« (…) Habiter, c’est tracer des lignes et dessiner des surfaces, c’est écrire sur la terre, parfois en de puissants caractères et y laisser des images. On appellera cela géographie. Et ce n’est rien d’autre que de transformer la surface de la Terre en une sorte de grande demeure, en un intérieur universel. » (p. 10) Le philosophe et historien Jean-Marc Besse offre ici un magnifique texte sur Habiter. Tout en délicatesse, cette réflexion générale sur notre manière « d’être quelque part » constitue une magnifique introduction au Festival International de Géographie 2014, consacré à Habiter la Terre.

Comme le disait Gilles Deleuze (1996), habiter est plus une question de géographie que d’architecture. Si habiter fait référence au lieu « où on peut confier son sommeil » (Lévinas), cette fonction ne se limite pas à l’espace intérieur mais aussi à l’extérieur. L’entretien des lieux participe de l’habiter et c’est d’ailleurs pour cette raison que l’artiste américaine Mierle Laderman, en 1969, a développé une « œuvre autour et à partir du concept d’entretien (maintenance), dans le cadre d’une démarche qui, partant d’une interrogation domestique, s’est élargie aux problématiques de la préservation de l’espace public et de son environnement. » (p. 25)

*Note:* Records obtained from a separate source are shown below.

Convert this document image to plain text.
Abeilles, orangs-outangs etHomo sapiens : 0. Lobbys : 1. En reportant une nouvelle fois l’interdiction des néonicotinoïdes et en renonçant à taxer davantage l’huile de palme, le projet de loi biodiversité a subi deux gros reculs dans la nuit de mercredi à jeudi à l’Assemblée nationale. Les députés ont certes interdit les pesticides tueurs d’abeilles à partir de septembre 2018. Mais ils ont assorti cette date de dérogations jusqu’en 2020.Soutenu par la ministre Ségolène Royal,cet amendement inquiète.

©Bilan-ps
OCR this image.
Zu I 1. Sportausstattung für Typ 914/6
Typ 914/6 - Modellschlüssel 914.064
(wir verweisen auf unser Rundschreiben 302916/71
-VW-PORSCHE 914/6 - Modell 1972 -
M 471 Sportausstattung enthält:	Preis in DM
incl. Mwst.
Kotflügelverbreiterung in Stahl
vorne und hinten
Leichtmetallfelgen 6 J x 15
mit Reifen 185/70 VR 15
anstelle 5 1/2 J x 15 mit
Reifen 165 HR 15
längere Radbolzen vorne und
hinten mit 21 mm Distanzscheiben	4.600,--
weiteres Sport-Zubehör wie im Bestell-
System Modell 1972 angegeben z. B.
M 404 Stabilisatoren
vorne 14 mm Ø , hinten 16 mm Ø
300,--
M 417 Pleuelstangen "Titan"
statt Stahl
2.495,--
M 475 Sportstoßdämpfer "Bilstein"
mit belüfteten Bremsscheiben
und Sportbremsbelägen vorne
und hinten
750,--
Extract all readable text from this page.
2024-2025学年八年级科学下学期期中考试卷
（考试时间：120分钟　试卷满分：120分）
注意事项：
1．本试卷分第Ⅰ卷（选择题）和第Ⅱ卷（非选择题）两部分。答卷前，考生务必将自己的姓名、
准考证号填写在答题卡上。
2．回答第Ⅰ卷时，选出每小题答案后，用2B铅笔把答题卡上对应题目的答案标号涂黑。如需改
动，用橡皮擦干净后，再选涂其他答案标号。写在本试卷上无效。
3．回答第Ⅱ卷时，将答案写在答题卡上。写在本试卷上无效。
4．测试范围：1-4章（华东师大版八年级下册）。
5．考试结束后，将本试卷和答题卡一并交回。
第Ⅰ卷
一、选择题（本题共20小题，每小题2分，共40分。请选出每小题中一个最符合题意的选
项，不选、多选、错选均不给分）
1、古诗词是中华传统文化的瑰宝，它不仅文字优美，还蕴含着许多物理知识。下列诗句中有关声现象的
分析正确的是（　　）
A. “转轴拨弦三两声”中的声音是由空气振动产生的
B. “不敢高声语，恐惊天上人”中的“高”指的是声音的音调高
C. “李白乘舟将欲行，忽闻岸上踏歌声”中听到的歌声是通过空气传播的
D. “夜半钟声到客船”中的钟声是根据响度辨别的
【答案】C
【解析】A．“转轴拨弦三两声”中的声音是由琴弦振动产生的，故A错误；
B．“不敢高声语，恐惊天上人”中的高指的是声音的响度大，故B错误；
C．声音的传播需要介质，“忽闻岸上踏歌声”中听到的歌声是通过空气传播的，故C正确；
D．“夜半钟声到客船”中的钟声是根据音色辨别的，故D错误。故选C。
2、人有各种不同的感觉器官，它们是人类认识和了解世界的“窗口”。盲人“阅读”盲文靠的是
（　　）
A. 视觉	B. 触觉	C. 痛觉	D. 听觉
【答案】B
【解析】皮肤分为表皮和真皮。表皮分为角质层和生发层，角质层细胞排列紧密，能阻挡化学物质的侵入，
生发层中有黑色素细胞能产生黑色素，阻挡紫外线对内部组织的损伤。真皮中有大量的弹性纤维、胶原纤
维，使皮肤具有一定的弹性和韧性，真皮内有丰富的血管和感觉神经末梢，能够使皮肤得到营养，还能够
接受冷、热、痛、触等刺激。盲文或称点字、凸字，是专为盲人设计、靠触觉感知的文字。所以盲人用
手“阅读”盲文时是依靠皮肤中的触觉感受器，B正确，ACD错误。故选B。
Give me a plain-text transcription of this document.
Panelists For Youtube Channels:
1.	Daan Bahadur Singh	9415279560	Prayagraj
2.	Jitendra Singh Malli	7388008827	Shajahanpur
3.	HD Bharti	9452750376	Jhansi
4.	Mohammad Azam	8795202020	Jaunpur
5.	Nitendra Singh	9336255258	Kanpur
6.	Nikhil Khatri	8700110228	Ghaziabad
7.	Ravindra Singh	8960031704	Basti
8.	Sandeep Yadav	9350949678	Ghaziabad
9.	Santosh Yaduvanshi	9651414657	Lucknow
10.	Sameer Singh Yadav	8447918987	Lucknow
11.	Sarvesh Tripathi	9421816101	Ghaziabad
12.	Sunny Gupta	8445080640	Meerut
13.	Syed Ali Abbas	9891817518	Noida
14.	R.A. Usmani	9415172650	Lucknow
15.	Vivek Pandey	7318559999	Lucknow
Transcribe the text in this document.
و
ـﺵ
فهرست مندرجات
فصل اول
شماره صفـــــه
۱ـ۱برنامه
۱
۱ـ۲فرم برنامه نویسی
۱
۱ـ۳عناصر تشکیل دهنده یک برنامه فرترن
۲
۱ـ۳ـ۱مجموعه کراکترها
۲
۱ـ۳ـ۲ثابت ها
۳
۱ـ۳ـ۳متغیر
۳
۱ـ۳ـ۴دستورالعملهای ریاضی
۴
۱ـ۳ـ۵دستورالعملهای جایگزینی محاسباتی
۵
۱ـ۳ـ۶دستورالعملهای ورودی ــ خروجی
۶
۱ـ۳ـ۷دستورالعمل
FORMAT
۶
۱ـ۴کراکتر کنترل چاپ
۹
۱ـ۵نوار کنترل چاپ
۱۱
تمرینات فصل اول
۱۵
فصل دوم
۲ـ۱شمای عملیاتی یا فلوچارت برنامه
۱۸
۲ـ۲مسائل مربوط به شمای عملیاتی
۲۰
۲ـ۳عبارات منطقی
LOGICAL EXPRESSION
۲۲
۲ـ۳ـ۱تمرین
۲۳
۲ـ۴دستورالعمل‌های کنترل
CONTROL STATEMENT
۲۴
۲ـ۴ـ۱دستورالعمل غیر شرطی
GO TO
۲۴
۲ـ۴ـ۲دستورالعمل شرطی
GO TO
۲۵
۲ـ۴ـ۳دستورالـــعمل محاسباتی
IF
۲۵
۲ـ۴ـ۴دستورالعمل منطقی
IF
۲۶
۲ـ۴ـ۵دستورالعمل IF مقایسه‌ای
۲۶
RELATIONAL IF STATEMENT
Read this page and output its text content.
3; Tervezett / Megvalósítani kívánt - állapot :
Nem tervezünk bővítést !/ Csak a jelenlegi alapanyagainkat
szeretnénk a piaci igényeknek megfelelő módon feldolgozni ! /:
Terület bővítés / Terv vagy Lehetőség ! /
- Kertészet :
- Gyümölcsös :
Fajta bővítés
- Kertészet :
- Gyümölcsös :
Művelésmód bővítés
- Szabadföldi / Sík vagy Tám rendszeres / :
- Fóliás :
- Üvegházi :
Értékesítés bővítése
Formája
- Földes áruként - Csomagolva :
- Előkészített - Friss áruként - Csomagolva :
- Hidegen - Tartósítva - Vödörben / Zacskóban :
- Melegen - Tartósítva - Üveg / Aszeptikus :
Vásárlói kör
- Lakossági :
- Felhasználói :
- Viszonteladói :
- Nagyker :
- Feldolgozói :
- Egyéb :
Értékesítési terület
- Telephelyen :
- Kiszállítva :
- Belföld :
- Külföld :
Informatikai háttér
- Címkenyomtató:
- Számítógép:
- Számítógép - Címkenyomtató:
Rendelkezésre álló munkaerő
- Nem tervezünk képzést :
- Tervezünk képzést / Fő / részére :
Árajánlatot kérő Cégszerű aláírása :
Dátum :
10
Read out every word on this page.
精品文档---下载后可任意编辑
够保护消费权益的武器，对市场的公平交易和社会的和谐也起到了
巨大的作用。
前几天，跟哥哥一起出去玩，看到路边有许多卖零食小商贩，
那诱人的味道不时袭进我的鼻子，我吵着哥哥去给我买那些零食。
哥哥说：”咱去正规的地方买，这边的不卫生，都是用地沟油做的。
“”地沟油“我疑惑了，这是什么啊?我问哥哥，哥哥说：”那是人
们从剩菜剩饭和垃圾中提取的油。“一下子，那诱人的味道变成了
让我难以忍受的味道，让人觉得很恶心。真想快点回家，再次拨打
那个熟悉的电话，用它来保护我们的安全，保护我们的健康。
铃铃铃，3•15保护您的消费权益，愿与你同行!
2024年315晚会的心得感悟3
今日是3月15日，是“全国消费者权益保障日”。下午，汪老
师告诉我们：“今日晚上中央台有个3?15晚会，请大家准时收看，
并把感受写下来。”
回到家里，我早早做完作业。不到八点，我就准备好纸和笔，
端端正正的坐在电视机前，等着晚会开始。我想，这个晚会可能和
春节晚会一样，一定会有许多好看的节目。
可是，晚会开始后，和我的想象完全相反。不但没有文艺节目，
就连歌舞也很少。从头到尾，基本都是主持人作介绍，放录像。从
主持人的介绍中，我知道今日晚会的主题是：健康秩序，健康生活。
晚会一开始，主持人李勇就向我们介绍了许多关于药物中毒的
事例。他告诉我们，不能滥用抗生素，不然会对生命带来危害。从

Comprendre l’Habiter exige de réfléchir aux « espacements » (p. 40), à « un réglage des proximités et des distances » (p. 43) mais aussi aux porosités entre espace intime et espace public, dont le seuil est le lieu par excellence où se joue ces limites dans le cadre du voisinage. « Habiter, c’est d’abord s’installer dans un système d’échanges métaboliques à la fois fonctionnel, affectif, symbolique, entre les lieux, les êtres et les choses qui peuplent ces lieux et qui, très exactement, les occupent. » (p. 130). C’est pourquoi déménager n’est pas anodin puisqu’il va falloir reconstituer ailleurs ce que l’on avait construit ici : un chez-soi, un espace incarné où l’individu tient une place centrale.

Cela ne veut pas dire, pour autant, que les lieux de la mobilité ne sont pas des lieux habités. « La reconnaissance du déplacement comme fait spatial fondamental et de l’originalité de l’habiter mobile signifie que je peux faire une maison sans nécessairement avoir des liens immémoriaux avec le sol où la maison s’édifie. » (p. 209) Il est donc possible d’être chez-soi à l’étranger même si « Habiter comme étranger c’est, par conséquent, rester dans une certaine distance avec le monde nouveau dans lequel on habite pourtant. » (p. 217). C’est toute la différence entre se loger et habiter.